Il primo paradosso sta proprio nella constatazione che più si va in alto e più capita di incontrare dirigenti “poco adatti” ai compiti che i ruoli richiedono. Si nota curiosamente quella che può essere definita una variante “umoristica” del famoso principio del filosofo americano L. Peter detto anche “principio di incompetenza” che spiega come “in una organizzazione gerarchica ogni dipendente tende a salire di grado finché non raggiunge il proprio livello di incompetenza”. In questo caso vi è solo una differenza: mentre Peter illustra la scalata del singolo verso l’incompetenza, qui c’è la  collocazione di personaggi via via più incompetenti col crescere dei gradi di responsabilità. Di esempi, proprio nelle situazioni correnti, se ne potrebbero citare diversi ma l’intento non è quello di lanciare strali verso le persone ma casomai denunciare procedure senza senso, come quelle che non tengono conto dell’esistenza di istituzioni universitarie per la formazione di professionisti dello sport, che non vengono presi in considerazione non si capisce poi per quali motivi.

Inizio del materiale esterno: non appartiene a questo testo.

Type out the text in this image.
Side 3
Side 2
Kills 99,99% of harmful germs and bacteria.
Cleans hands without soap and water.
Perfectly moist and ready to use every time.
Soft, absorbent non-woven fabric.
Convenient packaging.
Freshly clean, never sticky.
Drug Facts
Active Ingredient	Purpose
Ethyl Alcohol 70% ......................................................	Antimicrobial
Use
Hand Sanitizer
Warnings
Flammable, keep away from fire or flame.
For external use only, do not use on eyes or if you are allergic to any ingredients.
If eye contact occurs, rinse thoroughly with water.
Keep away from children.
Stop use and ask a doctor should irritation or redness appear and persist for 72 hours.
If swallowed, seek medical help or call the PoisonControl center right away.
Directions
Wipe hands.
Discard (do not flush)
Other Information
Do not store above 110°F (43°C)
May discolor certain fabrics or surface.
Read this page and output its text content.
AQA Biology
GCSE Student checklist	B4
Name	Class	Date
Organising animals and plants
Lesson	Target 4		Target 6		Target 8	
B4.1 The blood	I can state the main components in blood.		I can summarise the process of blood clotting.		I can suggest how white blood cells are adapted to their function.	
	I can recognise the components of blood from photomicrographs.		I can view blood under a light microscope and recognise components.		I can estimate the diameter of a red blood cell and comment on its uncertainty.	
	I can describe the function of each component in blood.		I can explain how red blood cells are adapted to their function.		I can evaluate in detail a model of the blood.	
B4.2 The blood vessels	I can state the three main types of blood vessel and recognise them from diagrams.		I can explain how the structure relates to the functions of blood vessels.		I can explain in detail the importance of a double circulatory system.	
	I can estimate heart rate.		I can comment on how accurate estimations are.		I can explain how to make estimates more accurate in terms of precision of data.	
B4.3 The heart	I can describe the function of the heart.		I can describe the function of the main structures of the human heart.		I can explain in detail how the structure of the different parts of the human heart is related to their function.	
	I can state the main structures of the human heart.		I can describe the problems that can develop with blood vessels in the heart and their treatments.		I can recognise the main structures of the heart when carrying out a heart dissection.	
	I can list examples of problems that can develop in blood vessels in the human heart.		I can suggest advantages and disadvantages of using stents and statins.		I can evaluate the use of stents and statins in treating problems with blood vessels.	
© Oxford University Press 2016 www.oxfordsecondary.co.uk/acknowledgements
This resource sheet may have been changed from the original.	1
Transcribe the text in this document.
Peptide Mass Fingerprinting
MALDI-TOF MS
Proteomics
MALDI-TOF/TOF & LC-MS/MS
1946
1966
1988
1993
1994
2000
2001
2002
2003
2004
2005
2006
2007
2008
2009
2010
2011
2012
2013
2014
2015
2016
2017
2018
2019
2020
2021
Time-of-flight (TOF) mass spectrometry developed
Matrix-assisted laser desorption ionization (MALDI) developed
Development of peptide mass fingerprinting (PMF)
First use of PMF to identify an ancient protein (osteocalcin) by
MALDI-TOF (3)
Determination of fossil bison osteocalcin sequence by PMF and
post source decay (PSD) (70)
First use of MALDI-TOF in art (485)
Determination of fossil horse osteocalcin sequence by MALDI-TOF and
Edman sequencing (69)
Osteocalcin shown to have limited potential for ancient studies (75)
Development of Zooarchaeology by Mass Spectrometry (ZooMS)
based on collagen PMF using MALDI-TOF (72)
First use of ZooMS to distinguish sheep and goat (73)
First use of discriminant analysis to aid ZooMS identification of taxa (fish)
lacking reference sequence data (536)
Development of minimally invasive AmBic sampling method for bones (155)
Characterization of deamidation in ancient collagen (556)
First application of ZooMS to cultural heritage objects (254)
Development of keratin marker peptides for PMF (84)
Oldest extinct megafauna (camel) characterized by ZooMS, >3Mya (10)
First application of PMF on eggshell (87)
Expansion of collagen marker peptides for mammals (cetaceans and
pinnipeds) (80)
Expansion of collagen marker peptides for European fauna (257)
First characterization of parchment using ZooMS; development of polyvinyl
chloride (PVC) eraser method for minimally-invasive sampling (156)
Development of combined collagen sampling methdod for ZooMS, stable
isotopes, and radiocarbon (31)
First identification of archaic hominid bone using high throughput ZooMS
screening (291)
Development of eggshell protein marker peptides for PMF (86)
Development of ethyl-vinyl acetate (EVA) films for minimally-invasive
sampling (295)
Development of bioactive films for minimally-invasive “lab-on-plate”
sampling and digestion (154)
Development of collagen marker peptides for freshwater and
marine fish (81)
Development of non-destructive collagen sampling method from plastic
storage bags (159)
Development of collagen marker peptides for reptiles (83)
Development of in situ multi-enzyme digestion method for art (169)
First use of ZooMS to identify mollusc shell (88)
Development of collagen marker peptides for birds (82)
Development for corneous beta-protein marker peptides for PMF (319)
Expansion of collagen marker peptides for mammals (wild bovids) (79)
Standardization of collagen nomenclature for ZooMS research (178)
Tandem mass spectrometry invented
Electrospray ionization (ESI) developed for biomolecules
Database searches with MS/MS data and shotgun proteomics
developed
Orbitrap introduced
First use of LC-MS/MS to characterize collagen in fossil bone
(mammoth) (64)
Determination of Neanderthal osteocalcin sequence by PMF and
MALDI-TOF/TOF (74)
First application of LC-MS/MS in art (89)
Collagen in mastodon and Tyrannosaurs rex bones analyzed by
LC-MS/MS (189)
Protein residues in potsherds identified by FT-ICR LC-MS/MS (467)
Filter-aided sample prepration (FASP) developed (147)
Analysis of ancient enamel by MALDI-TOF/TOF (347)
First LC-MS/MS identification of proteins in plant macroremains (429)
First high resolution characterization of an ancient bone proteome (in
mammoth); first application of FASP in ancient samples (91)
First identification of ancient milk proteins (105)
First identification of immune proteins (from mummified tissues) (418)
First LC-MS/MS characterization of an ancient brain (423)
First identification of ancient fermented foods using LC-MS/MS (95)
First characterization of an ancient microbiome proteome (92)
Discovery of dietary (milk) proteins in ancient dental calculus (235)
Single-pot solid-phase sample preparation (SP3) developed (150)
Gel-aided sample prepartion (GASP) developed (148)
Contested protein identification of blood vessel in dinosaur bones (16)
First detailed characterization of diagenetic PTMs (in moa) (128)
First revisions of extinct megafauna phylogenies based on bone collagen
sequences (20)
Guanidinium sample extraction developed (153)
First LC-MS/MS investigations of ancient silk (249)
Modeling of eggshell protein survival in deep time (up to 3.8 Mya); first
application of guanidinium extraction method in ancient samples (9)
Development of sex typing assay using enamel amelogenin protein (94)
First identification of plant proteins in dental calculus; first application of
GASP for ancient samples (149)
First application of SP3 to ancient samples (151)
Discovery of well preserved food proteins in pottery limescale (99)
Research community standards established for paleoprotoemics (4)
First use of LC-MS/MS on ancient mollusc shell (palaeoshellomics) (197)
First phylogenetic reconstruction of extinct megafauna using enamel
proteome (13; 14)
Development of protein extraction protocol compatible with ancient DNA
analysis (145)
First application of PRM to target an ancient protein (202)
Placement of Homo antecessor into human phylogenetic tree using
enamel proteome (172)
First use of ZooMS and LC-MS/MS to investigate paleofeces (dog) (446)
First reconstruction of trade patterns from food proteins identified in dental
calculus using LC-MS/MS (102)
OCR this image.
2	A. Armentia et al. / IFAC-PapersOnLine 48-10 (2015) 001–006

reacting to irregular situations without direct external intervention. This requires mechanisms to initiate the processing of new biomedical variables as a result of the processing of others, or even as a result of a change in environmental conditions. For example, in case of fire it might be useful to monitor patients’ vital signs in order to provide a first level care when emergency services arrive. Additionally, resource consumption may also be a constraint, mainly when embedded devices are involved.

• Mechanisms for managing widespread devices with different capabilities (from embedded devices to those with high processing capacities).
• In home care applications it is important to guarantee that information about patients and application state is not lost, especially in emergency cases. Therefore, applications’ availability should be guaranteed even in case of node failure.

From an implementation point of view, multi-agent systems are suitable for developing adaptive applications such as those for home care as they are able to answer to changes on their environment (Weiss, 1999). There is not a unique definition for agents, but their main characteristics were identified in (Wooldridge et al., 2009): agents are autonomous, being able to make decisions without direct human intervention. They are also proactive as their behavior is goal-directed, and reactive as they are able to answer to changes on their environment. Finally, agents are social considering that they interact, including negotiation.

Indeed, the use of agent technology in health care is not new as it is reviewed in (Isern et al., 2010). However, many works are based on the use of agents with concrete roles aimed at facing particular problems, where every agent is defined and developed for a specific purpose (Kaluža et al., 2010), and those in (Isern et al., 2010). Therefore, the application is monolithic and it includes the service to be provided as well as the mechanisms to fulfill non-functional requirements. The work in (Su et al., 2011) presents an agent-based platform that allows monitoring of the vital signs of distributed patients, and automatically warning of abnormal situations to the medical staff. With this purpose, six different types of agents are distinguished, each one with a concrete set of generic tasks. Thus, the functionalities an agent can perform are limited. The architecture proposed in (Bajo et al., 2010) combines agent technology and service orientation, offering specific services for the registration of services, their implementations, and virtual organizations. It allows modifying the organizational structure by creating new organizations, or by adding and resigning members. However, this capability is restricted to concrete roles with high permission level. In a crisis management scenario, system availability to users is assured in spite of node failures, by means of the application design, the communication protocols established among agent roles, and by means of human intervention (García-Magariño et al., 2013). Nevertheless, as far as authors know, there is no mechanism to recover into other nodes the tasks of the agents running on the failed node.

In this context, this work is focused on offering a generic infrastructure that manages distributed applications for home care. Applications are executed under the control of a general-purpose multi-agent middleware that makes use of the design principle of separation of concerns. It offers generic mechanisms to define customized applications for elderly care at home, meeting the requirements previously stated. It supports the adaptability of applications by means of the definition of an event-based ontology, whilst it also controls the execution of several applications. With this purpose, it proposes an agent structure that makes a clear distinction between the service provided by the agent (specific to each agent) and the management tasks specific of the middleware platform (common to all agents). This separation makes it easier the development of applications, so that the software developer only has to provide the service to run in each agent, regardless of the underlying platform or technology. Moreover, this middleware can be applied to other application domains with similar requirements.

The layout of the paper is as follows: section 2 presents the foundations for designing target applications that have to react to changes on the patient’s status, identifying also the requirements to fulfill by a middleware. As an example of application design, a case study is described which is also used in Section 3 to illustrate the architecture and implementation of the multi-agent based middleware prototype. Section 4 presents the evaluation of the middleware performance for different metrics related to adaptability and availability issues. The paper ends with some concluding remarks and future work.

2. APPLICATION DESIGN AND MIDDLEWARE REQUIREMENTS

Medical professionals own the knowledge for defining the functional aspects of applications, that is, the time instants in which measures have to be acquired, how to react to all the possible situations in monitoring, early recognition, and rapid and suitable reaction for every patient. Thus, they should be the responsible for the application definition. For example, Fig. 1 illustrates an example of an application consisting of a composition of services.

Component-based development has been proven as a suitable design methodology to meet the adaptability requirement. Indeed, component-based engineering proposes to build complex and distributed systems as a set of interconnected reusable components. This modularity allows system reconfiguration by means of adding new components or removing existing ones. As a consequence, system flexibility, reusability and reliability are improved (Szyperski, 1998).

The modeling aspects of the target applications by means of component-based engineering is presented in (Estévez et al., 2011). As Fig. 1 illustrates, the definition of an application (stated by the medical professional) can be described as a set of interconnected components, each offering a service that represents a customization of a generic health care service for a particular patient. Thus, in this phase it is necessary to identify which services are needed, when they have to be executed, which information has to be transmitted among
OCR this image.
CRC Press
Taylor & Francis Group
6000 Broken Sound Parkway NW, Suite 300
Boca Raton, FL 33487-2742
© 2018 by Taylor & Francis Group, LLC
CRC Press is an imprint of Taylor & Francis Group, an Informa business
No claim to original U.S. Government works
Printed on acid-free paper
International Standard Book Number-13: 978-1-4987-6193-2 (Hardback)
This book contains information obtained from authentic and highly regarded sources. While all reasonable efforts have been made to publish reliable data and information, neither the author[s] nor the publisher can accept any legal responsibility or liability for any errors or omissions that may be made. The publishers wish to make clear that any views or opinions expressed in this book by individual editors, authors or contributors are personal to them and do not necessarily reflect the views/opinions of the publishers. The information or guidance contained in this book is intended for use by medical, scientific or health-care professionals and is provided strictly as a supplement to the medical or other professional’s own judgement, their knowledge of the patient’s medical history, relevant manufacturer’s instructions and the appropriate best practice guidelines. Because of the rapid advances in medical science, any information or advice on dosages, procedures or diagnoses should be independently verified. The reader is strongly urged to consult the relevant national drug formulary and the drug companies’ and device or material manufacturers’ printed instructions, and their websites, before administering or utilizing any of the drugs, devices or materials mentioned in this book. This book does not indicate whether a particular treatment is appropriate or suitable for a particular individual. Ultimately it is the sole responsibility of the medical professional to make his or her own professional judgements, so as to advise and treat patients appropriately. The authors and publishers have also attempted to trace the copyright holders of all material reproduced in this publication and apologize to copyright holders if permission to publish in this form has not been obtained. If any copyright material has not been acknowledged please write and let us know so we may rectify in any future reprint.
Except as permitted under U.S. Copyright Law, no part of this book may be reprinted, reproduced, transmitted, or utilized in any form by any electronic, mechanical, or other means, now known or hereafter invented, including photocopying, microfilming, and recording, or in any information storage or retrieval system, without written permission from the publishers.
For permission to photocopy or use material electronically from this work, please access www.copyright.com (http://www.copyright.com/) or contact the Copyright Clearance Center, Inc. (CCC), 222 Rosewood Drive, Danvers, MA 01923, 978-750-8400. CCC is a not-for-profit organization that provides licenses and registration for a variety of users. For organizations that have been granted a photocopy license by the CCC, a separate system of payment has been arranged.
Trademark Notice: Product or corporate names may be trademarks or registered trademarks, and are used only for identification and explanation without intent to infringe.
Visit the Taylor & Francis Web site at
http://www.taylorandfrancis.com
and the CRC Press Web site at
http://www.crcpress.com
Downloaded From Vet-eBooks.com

La riforma confonde lo sport con la burocrazia

Emblematico a tal proposito è il tema della riforma dello sport pensata, elaborata e forse ( ? ) ancora da definire da ( chi? ) confonde lo sport con la burocrazia. La riforma, ad esempio,  ha previsto la trasformazione della CONI Servizi in una struttura ( Sport & Salute ) in grado di supportare concretamente le istituzioni sportive. Per agire in tal senso però ci si dovrebbe prima rendere conto di quale natura dovrebbe essere il supporto di cui si parla. La questione richiede profonda competenza che la governance di questa struttura pare proprio non possedere, se si considera l’estrazione dei suoi componenti. Si ricorre quindi a esperti con la conseguenza di provocare ulteriori perplessità: su quali basi infatti chi non è competente riesce a individuare chi è esperto? Dimostrazione pratica di tale incongruenza è il “Progetto per la scuola primaria” presentato per il corrente anno scolastico che propone l’orientamento verso due discipline sportive. Tale proposta infatti è in netto contrasto con le istanze scientifiche che indicano nella multilateralità della formazione attraverso le attività motorie l’obiettivo primario per i ragazzi in età scolare, si rivela perciò un invito a utilizzare metodologie fuorvianti. Sullo sport giovanile e sulla scuola, cioè sull’Educazione fisica, incombono da tempo due grossi problemi che si scontrano con il totale disinteresse degli organi dirigenti, proprio a questi sarebbe opportuno trovare finalmente gli opportuni rimedi. Il primo caso riguarda l’abbandono precoce della pratica sportiva, il secondo l’esigenza di riorganizzazione dell’Educazione fisica che partendo dalle stanze del MIUR possa riflettersi sull’operato degli insegnanti. Le risoluzioni per i problemi citati possono essere di facile attuazione per evitare però ulteriori paradossi è necessario che se di innovazioni si potrà parlare le proposte dovranno scaturire dalla competenza e dalla esperienza degli insegnanti.